Traditionally, a story that ends in matrimony is classified as a comedy. But what about a story that begins with the end of a marriage? Noah Baumbach's tender and stinging new film, “Marriage Story,” doesn’t quite answer the question. It’s funny and sad, sometimes within a single scene, and it weaves a plot out of the messy collapse of a shared reality, trying to make music out of disharmony. The melody is full of heartbreak, loss and regret, but the song is too beautiful to be entirely melancholy.
习惯上,一个以婚礼为结局的故事总会被划分为喜剧,那么,一个以婚姻的结局为起点的故事该如何分类?Noah Baumbach的新作《婚姻生活》,温柔又刺痛,也没能真正给出回答。搞笑欢快的同时,这部电影又是伤感的,有时在同一个场景里,它在共享现实的混乱崩盘中编排剧情,试图从不和谐中找寻到乐音。这段旋律中充满心碎、失去与遗憾,但整首歌却不完全是悲哀的——只因它实在太过迷人。
Charlie (Adam Driver) and Nicole (Scarlett Johansson) are an artistic couple living in Brooklyn with their 8-year-old son, Henry (the wonderful, deadpan Azhy Robertson). Both parents work in the theater: Nicole, a former teenage movie star (and a child of Hollywood), is a leading performer in the experimental stage company that Charlie, himself a sometime actor, directs. What we know of their life together is conveyed in an opening montage in which each partner, in turn, lists the things they love about the other. They’ve compiled these catalogs at the urging of the mediator hired to help them through their separation.

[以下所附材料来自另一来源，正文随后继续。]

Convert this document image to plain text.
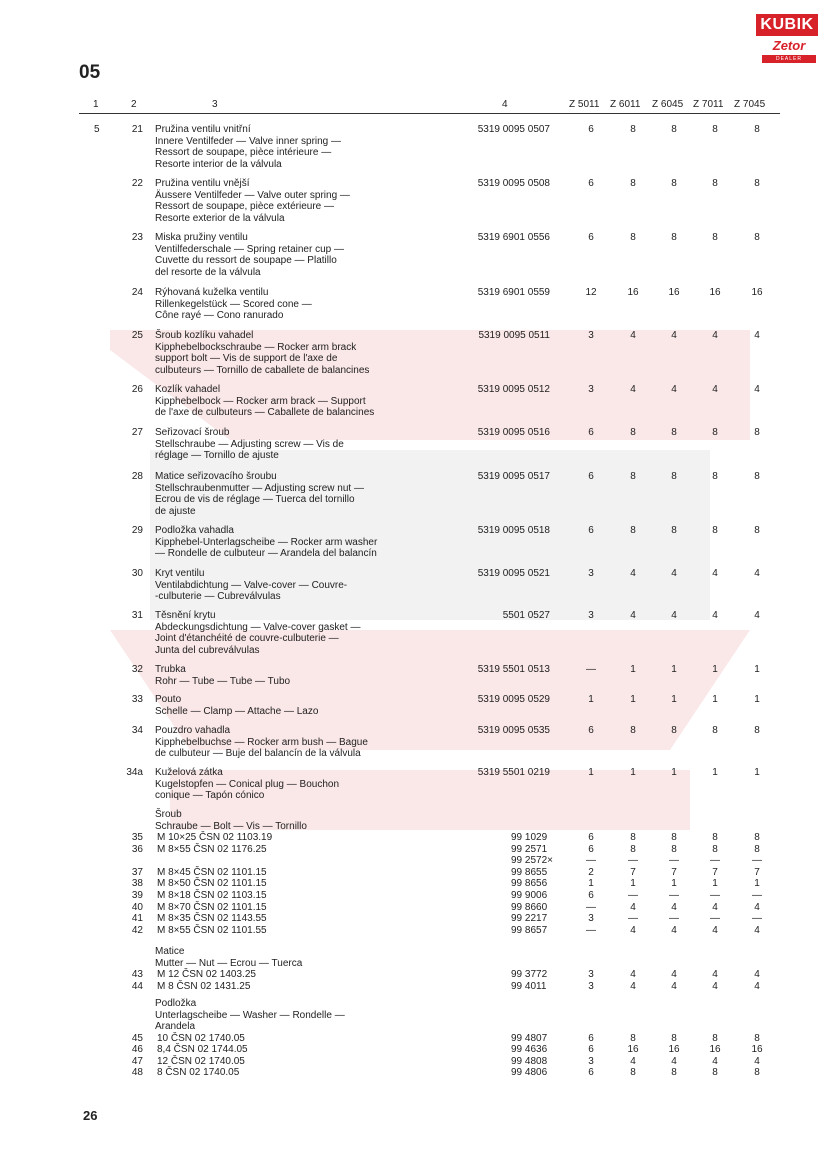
KUBIK
Zetor
DEALER
05
1	2	3	4	Z 5011 Z 6011 Z 6045 Z 7011 Z 7045
5	21 Pružina ventilu vnitřní
Innere Ventilfeder — Valve inner spring —
Ressort de soupape, pièce intérieure —
Resorte interior de la válvula
5319 0095 0507	6	8	8	8	8
22 Pružina ventilu vnější
Äussere Ventilfeder — Valve outer spring —
Ressort de soupape, pièce extérieure —
Resorte exterior de la válvula
5319 0095 0508	6	8	8	8	8
23 Miska pružiny ventilu
Ventilfederschale — Spring retainer cup —
Cuvette du ressort de soupape — Platillo
del resorte de la válvula
5319 6901 0556	6	8	8	8	8
24 Rýhovaná kuželka ventilu
Rillenkegelstück — Scored cone —
Cône rayé — Cono ranurado
5319 6901 0559	12	16	16	16	16
25 Šroub kozlíku vahadel
Kipphebelbockschraube — Rocker arm brack
support bolt — Vis de support de l'axe de
culbuteurs — Tornillo de caballete de balancines
5319 0095 0511	3	4	4	4	4
26 Kozlík vahadel
Kipphebelbock — Rocker arm brack — Support
de l'axe de culbuteurs — Caballete de balancines
5319 0095 0512	3	4	4	4	4
27 Seřizovací šroub
Stellschraube — Adjusting screw — Vis de
réglage — Tornillo de ajuste
5319 0095 0516	6	8	8	8	8
28 Matice seřizovacího šroubu
Stellschraubenmutter — Adjusting screw nut —
Ecrou de vis de réglage — Tuerca del tornillo
de ajuste
5319 0095 0517	6	8	8	8	8
29 Podložka vahadla
Kipphebel-Unterlagscheibe — Rocker arm washer
— Rondelle de culbuteur — Arandela del balancín
5319 0095 0518	6	8	8	8	8
30 Kryt ventilu
Ventilabdichtung — Valve-cover — Couvre-
-culbuterie — Cubreválvulas
5319 0095 0521	3	4	4	4	4
31 Těsnění krytu
Abdeckungsdichtung — Valve-cover gasket —
Joint d'étanchéité de couvre-culbuterie —
Junta del cubreválvulas
5501 0527	3	4	4	4	4
32 Trubka
Rohr — Tube — Tube — Tubo
5319 5501 0513	—	1	1	1	1
33 Pouto
Schelle — Clamp — Attache — Lazo
5319 0095 0529	1	1	1	1	1
34 Pouzdro vahadla
Kipphebelbuchse — Rocker arm bush — Bague
de culbuteur — Buje del balancín de la válvula
5319 0095 0535	6	8	8	8	8
34a Kuželová zátka
Kugelstopfen — Conical plug — Bouchon
conique — Tapón cónico
5319 5501 0219	1	1	1	1	1
Šroub
Schraube — Bolt — Vis — Tornillo
35 M 10×25 ČSN 02 1103.19	99 1029	6	8	8	8	8
36 M 8×55 ČSN 02 1176.25	99 2571	6	8	8	8	8
99 2572×	—	—	—	—	—
37 M 8×45 ČSN 02 1101.15	99 8655	2	7	7	7	7
38 M 8×50 ČSN 02 1101.15	99 8656	1	1	1	1	1
39 M 8×18 ČSN 02 1103.15	99 9006	6	—	—	—	—
40 M 8×70 ČSN 02 1101.15	99 8660	—	4	4	4	4
41 M 8×35 ČSN 02 1143.55	99 2217	3	—	—	—	—
42 M 8×55 ČSN 02 1101.55	99 8657	—	4	4	4	4
Matice
Mutter — Nut — Ecrou — Tuerca
43 M 12 ČSN 02 1403.25	99 3772	3	4	4	4	4
44 M 8 ČSN 02 1431.25	99 4011	3	4	4	4	4
Podložka
Unterlagscheibe — Washer — Rondelle —
Arandela
45 10 ČSN 02 1740.05	99 4807	6	8	8	8	8
46 8,4 ČSN 02 1744.05	99 4636	6	16	16	16	16
47 12 ČSN 02 1740.05	99 4808	3	4	4	4	4
48 8 ČSN 02 1740.05	99 4806	6	8	8	8	8
26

查理(Adam Driver饰)和妮可(Scarlett Johansson饰)是一对住在布鲁克林的艺术家夫妻,他们有一个八岁的儿子,叫亨利(天才般的冷面少年Azhy Robertson)。这对父母都在剧院工作:妮可曾经是青少年电影明星(好莱坞之女),如今在查理管理的实验性剧院中出演主角,查理自己有时也演演戏。影片开始时的蒙太奇中,他们各自轮番罗列着深爱对方的理由,我们凭此得以了解他们在一起时的生活状态。他们请了一位婚姻顾问来协助解决分居危机,搜集这类爱的名目只是为了迎合那位顾问的要求。
What follows — as an amicable split becomes a shattering rupture, lurching from awkwardness to rage in search of a new equilibrium — is a reversal of Tolstoy’s sturdy observation about happy and unhappy families. Happiness is unique, inexpressible, a state that exists outside of narrative. Misery is what makes you just like everyone else.
当友好分居变成了破碎决裂,尴尬晋升为狂怒,这段婚姻正跌跌撞撞地寻找着一种新的平衡,这之后的变故,却反转了陀思妥耶夫斯基对幸与不幸家庭的那番深刻剖析。幸福,是独特的,难以言说的,存在于叙事之外的一种状态;不幸,却只会让你沦为平平无奇的普通人。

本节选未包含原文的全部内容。